Sì, questo forse sembrerà paradossale ai lettori italiani o non croati, ma è così. Da più di trent’anni la Croazia, derubata e maltrattata dall’HDZ al potere continua a votare per questo partito. E questo per due motivi. Innanzitutto, perché l’HDZ – fin dalla sua fondazione da parte di Franjo Tuđman – ha ricattato il popolo croato con la guerra, presentandosi come un difensore degli interessi nazionali e ha mantenuto quella posizione per tutti gli ultimi trent’anni. Chiunque si ribella contro l’HDZ, contro la corruzione, contro la criminalità, è automaticamente accusato di essere anti-croato. Per questo la gente sta zitta. Va aggiunto che l’HDZ mobilita grandi masse grazie ad una corruzione capillare: il numero di persone che sono assunte all’interno dell’amministrazione pubblica controllata dall’HDZ è enorme e un numero ancora più grande, quasi 500.000 persone, ha ricevuto un qualche tipo di privilegio grazie allo status di veterano della guerra di indipendenza. Questo spiega quel solido 30% che l’HDZ ottiene ad ogni elezione.

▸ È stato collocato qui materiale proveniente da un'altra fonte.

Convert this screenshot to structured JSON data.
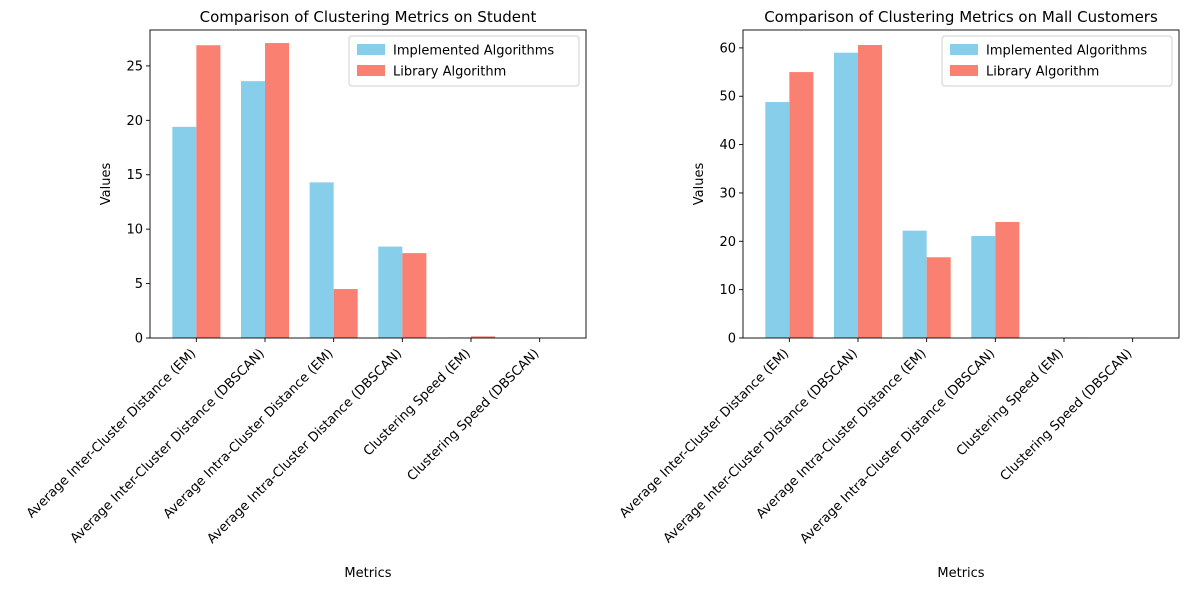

Il secondo motivo è che chi è contrario a questa Croazia corrotta e criminale in mano all’HDZ lascia il paese! Quando scrivo che da Vukovar solo negli ultimi 10 anni sono partite 5.500 persone (ovvero un quinto della popolazione locale), non parlo di anziani, ma di giovani che hanno fatto degli studi, di persone che hanno un potenziale e un bagaglio di conoscenze che adesso offrono altrove all’estero. In altre parole, chi non vota per l’HDZ se la squaglia, perché non ha la possibilità di cambiare la società, o la propria città, o il paese, o di realizzarsi all’interno di quest’ultimo. L’unica opzione che gli rimane, è di trasferirsi in una città, che non è una città degli eroi, ma una città per persone vive, come Dublino, Praga, Vancouver eccetera. Purtroppo questo genera lo status attuale, un moto perpetuo sociale e politico, che continuerà per sempre, o meglio finché ci saranno persone nel paese. La buona notizia è che questa situazione non durerà a lungo, la cattiva è che finirà con la morte biologica della Croazia.
Non vedi proprio nessuna speranza di cambiamento per la Croazia?
Purtroppo no, secondo me la situazione non è aggiustabile. Io penso che la Croazia come stato indipendente, come progetto, sia fallita e non recuperabile.
Nel 2014 Vukovar: a Life-Size Monument to the Dead City di Boris Dežulović ha vinto lo European Press Prize come miglior editoriale dell’anno.